Official unemployment in Greece is more than 16 percent and climbing as working people here face some of the sharpest blows being dealt by capitalist governments in Europe and beyond.

“My father has worked at the state-owned aircraft company since he was 24,” said Pissanou. “He was just told he is one of thousands who will be let go. Now what? The government and the mentality of the country are to blame. But I am also starting to think that something much bigger, not only to us in Greece, is happening which I have not yet figured out.”

The government of George Papandreou has already imposed two rounds of stiff austerity measures, which have had a devastating effect on working people and large sections of the middle classes. The measures were taken under pressure from the International Monetary Fund, European Central Bank, and European Commission—the so-called troika—in exchange for massive loans to ensure payments to holders of Greek government bonds. Among those that stand to lose the most in the event of a default on interest payments are banks in France and Germany, Europe’s strongest capitalist powers.

As default by the Greek government appears increasingly inevitable, the Greek cabinet is proposing another $8.8 billion in cuts to the 2012 budget. The plan includes the transfer of 30,000 public workers to a “special labor reserve” at drastically reduced pay, government wage cuts by as much as 40 percent, deeper slashes of pensions and more taxes for working people.

The cabinet’s budget proposal still falls short of targets demanded by the “troika,” which will decide whether they are satisfied with the austerity measures being taken to extend more loans.

The Greek economy is expected to shrink by another 5.5 percent this year, according to CNNMoney. The austerity-mounting measures only serve to accelerate the contraction of the economy.

A number of 24-hour and 48-hour strikes have been organized in response to the newest measures, a continuation of the tactic of short finite actions that began last year.
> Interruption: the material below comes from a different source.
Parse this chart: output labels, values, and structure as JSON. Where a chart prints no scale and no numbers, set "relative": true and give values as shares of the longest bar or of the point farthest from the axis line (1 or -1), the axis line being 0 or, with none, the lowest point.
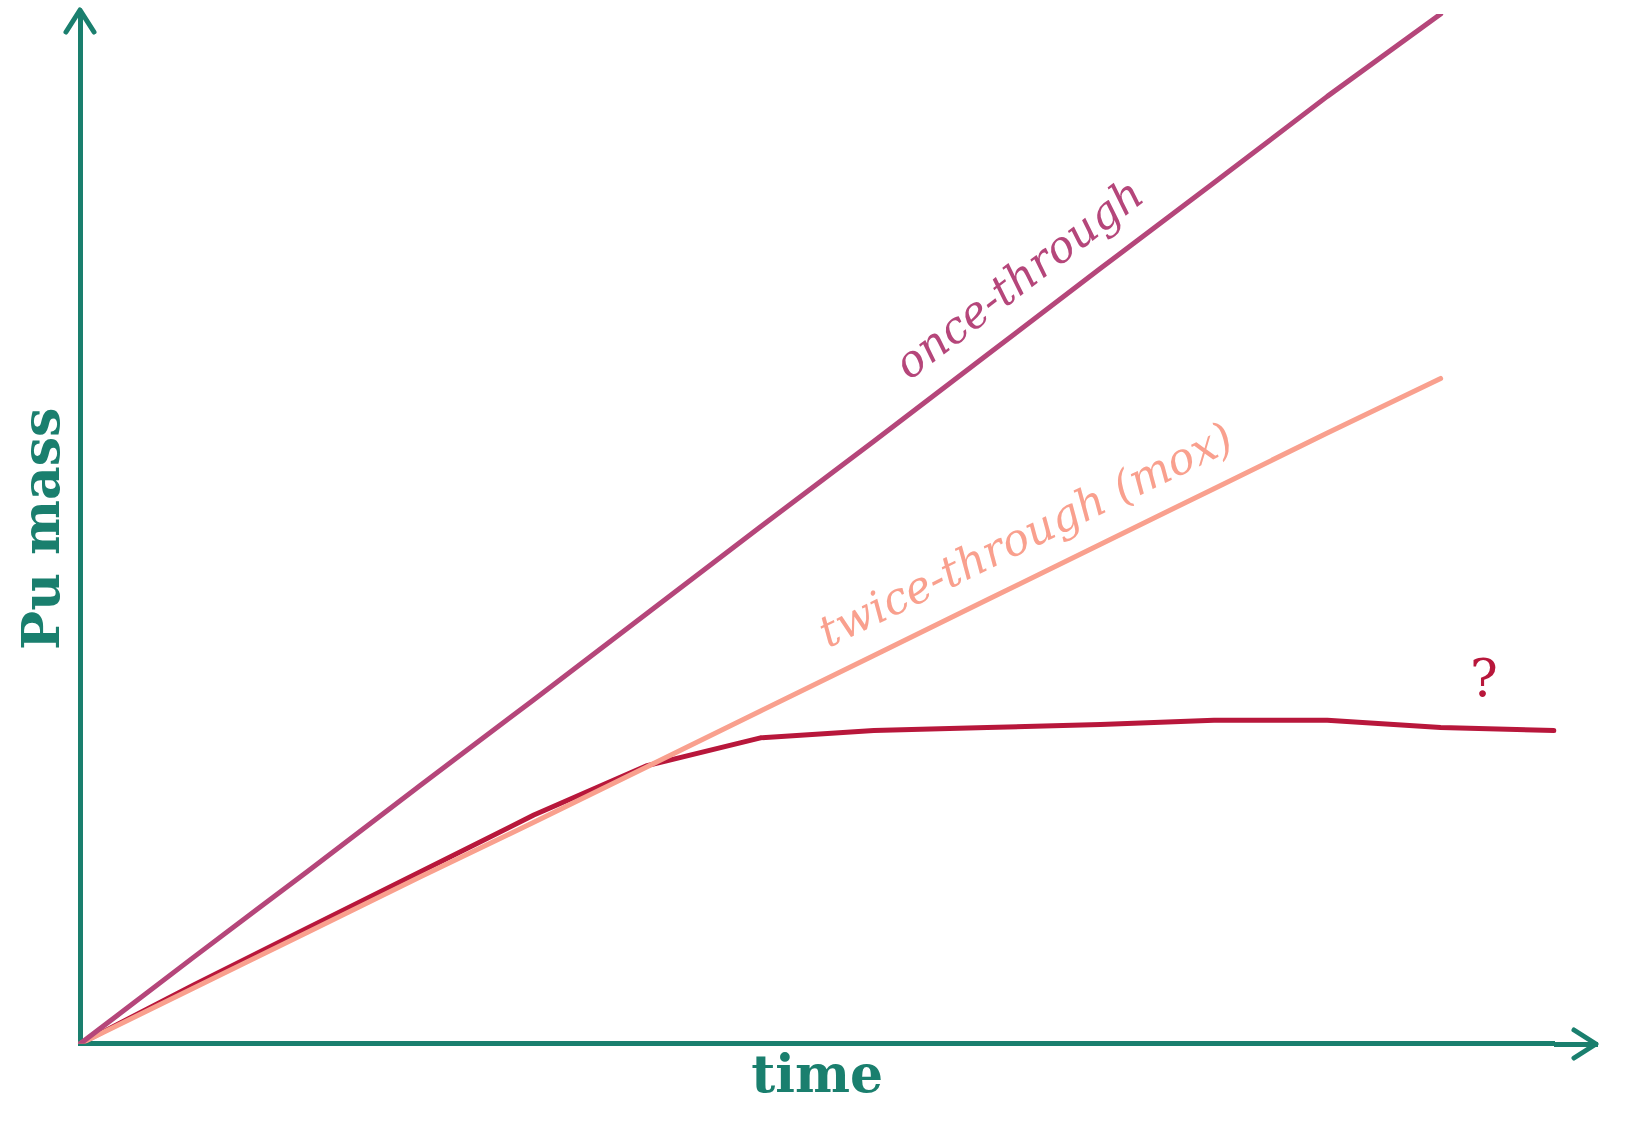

The latest strikes by public transport workers and taxi drivers were held September 27-28, shutting down public transportation. Public sector unions have called for a strike October 5 and the union federations are calling for a general strike October 19.

“I went to a couple of actions, but now I’ve stopped,” said Pissanou. “They don’t seem to be doing anything. People are losing their pay, getting exhausted.”

“Work is down about 70 percent for us,” explained Omar Ismail, a Syrian construction worker living on the Greek island of Crete, in a phone interview. “Many Syrian workers have been forced to send their wife or children back to Syria.

“I have gone to strike actions in recent months, but most of us don’t. The problem is we are divided, Greek against foreigner, in other ways too. These divisions increase the power of the exploiters.”

“Real unemployment will soon rise above 20 percent and this gives the bosses the ability to apply unbearable pressures,” Nikos Gourlas told the Militant. Gourlas works in one of the shops at the Athens International Airport and is president of the newly formed Airport Workers Union. “At several companies airport workers have not been paid for months. We are in fights for the enforcement of basic labor laws.”

“Their whole system is rotting, that’s why they take these measures against us,” said Michael Aggelopoulos, 36, a ramp worker at the airport here. “We have no other choice but to strike and protest. But only with a massive response could we stop them.”

Bobbis Misailides and Natasha Terlexis both work at the Athens airport and contributed to this article.